The first written record of Bubeneč dates to 1197, where it is mentioned as Přední Ovenec (roughly, “Near Ovenec” – “near” used as the opposite of “far”). The current name probably evolved from the German version of Ovenec, “Bubentsch.” The area was then mostly agrarian. Bubeneč became a city in 1904 and, like many other outlying municipalities, it was incorporated as part of the new “Greater Prague” administrative unit[1] by the law of 1922.

The remnants of the original settlement, the so-called Old Bubeneč, is the neighborhood around the St. Gotthard Church, the Na Slamníku (“The Hammock”) Inn, and the former Bubeneč Train Station in the center of the borough, on the western edge of Stromovka Park. To the south from there, there is a detached-house residential quarter constructed starting in the second half of the 19th century. Many important representatives of Czech culture built their homes here (e.g. the Lann and Sucharda Villas); some of these stately manors are now in use as foreign embassies.
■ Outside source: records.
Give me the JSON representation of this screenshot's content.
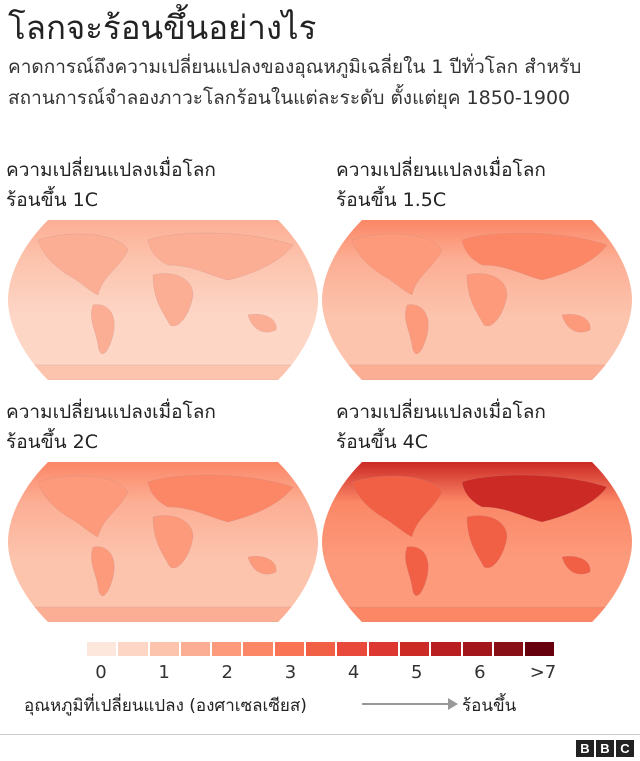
{
  "header": {
    "title": "โลกจะร้อนขึ้นอย่างไร",
    "subtitle": "คาดการณ์ถึงความเปลี่ยนแปลงของอุณหภูมิเฉลี่ยใน 1 ปีทั่วโลก สำหรับสถานการณ์จำลองภาวะโลกร้อนในแต่ละระดับ ตั้งแต่ยุค 1850-1900"
  },
  "panels": [
    {
      "title_line1": "ความเปลี่ยนแปลงเมื่อโลก",
      "title_line2": "ร้อนขึ้น 1C",
      "warming_c": 1
    },
    {
      "title_line1": "ความเปลี่ยนแปลงเมื่อโลก",
      "title_line2": "ร้อนขึ้น 1.5C",
      "warming_c": 1.5
    },
    {
      "title_line1": "ความเปลี่ยนแปลงเมื่อโลก",
      "title_line2": "ร้อนขึ้น 2C",
      "warming_c": 2
    },
    {
      "title_line1": "ความเปลี่ยนแปลงเมื่อโลก",
      "title_line2": "ร้อนขึ้น 4C",
      "warming_c": 4
    }
  ],
  "legend": {
    "colors": [
      "#fde6dc",
      "#fdd6c6",
      "#fcc3ad",
      "#fcae94",
      "#fc9a7b",
      "#fb8766",
      "#f87455",
      "#f15f45",
      "#e8493a",
      "#dc3730",
      "#cc2a25",
      "#b91f21",
      "#a3161b",
      "#870f15",
      "#67000d"
    ],
    "ticks": [
      "0",
      "1",
      "2",
      "3",
      "4",
      "5",
      "6",
      ">7"
    ],
    "label": "อุณหภูมิที่เปลี่ยนแปลง (องศาเซลเซียส)",
    "arrow_label": "ร้อนขึ้น"
  },
  "footer": {
    "logo": "BBC"
  }
}
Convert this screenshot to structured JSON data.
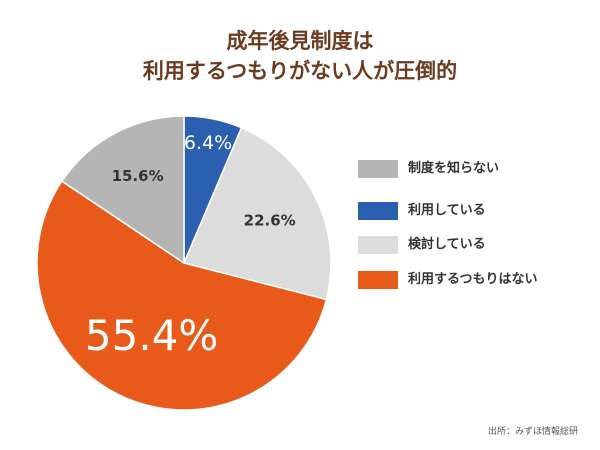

The southwest section and the western edge consist of apartment buildings dating from the 1920s, designed by the noted urbanist architect Antonín Engel. To the east, the period development transitions into a detached-house neighborhood. The north has some historical industrial buildings, such as the remains of the Renaissance-period Imperial Mill, a paper factory, and the old and new water purification plants on Císařský (“Imperial”) Island.

Reactions to such mergers vary; smaller towns and villages bloated by greenfield residential development without adequate civic services often welcome the change, as it usually brings improved budgets, while some larger, historically older towns now physically nearly joined to Prague prefer to avoid incorporation for reasons of tradition, autonomy, etc.

Such merger processes are seen, albeit on a smaller scale, also in other larger Czech cities, mainly the 100,000+ population regional capitals.



[1] Now defunct. Unlike many large cities in the West, where the “city” itself is often only the core area of a much larger metropolitan area (some of which are called “Greater”-something, e.g. Greater London, Grand Paris, etc.), Communist urban planning, applied in Czechoslovakia between 1948 and 1989, favored incorporating the entire continuously-urbanized zone surrounding a major city into the city itself. Consequently, the modern administrative limits of the City of Prague encompass nearly all of its urban-character suburbs. Major construction outside city limits is mostly new sprawl developed since the Velvet Revolution, but every now and then, the city limits are expanded to incorporate some of these new “outgrowths.”